Résumé de la décision
Le 21 septembre 2021, la Cour de cassation, chambre criminelle, a rendu un arrêt concernant une question prioritaire de constitutionnalité (QPC) soulevée par M. [B] [G] relative à l'article 802-2 du code de procédure pénale. Ce texte stipule que le requérant ne peut avoir accès qu'aux pièces de la procédure relatives à la perquisition contestée, sans accès intégral au dossier de l'enquête préliminaire. La cour a décidé qu'il n'y avait pas lieu de transmettre la QPC au Conseil constitutionnel, considérant que la disposition contestée ne portait pas atteinte aux droits de la défense et respectait l'équilibre entre ces droits et la nécessité de préserver le secret de l'enquête.
Arguments pertinents
1. Accessibilité des documents : La cour a constaté que le dernier alinéa de l'article 802-2 du code de procédure pénale ne garantit pas un accès complet au dossier de l'enquête préliminaire, mais permet à la personne concernée d'accéder aux pièces pertinentes de la procédure. Elle souligne l'importance de maintenir un équilibre entre les droits de la défense et le secret de l'enquête.

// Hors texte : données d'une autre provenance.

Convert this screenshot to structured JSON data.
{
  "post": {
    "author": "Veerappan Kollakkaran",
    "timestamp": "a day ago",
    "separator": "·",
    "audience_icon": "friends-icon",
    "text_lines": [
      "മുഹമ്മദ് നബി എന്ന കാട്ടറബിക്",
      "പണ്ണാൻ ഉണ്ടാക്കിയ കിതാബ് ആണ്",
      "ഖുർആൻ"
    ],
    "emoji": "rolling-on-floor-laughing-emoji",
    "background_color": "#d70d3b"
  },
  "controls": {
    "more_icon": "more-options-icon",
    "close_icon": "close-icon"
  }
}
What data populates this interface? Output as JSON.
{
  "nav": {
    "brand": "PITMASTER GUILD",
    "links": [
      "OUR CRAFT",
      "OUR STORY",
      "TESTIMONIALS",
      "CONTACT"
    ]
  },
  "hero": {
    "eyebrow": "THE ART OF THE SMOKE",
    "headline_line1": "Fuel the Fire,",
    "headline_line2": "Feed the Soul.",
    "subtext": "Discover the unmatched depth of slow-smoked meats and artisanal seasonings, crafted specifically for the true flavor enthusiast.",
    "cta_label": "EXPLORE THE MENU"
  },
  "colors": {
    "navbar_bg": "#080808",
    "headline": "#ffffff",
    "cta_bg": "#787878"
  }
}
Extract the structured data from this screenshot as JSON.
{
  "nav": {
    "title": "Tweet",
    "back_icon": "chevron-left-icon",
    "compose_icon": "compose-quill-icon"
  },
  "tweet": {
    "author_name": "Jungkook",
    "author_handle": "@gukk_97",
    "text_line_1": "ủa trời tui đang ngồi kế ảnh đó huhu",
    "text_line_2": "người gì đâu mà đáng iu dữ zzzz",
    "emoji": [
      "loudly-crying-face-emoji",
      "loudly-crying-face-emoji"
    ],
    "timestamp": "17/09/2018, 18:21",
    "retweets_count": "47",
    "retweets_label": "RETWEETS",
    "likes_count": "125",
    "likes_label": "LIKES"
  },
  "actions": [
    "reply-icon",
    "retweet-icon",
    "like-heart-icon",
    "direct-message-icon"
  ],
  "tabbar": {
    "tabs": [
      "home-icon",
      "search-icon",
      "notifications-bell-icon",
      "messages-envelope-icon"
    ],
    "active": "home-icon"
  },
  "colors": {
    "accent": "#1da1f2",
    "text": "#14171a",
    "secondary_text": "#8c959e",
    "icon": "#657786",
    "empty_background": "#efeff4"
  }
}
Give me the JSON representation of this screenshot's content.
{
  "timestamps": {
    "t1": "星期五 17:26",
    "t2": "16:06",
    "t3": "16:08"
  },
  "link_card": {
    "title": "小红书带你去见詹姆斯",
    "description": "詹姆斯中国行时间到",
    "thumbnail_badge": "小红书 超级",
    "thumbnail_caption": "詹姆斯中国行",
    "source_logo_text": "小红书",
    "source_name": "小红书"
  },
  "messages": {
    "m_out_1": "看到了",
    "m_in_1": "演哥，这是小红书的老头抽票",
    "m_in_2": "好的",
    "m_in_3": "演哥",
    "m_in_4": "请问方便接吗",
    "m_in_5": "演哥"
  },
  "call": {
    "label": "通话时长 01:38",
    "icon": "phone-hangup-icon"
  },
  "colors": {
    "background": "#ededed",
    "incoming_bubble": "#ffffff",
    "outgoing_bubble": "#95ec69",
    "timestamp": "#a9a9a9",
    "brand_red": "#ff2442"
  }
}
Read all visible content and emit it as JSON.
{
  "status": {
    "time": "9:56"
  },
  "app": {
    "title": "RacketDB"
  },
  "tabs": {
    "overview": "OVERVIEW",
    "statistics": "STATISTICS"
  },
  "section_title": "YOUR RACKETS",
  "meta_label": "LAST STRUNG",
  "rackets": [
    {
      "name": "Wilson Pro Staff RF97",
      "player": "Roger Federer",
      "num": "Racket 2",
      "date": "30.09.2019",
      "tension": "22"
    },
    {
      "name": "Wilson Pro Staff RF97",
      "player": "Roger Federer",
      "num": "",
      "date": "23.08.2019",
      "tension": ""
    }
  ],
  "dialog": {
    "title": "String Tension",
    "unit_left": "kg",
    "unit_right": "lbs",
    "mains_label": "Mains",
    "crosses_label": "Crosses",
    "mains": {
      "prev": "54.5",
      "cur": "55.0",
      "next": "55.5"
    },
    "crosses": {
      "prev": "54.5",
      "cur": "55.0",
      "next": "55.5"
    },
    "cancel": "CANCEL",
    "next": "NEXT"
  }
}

> « Cette disposition garantit, par la mise à disposition de certaines des pièces du dossier, un juste équilibre entre les droits de la personne concernée par cette perquisition et la nécessité de préserver le secret de l'enquête et de l'instruction… »
2. Manque de caractère sérieux : La cour a jugé que la question prioritaire de constitutionnalité ne présentait pas un caractère sérieux. Elle a argumenté que la réponse du Conseil constitutionnel ne serait pas nécessaire, car la disposition contestée ne contredit pas les principes constitutifs des droits de la défense ni le droit au recours juridictionnel effectif.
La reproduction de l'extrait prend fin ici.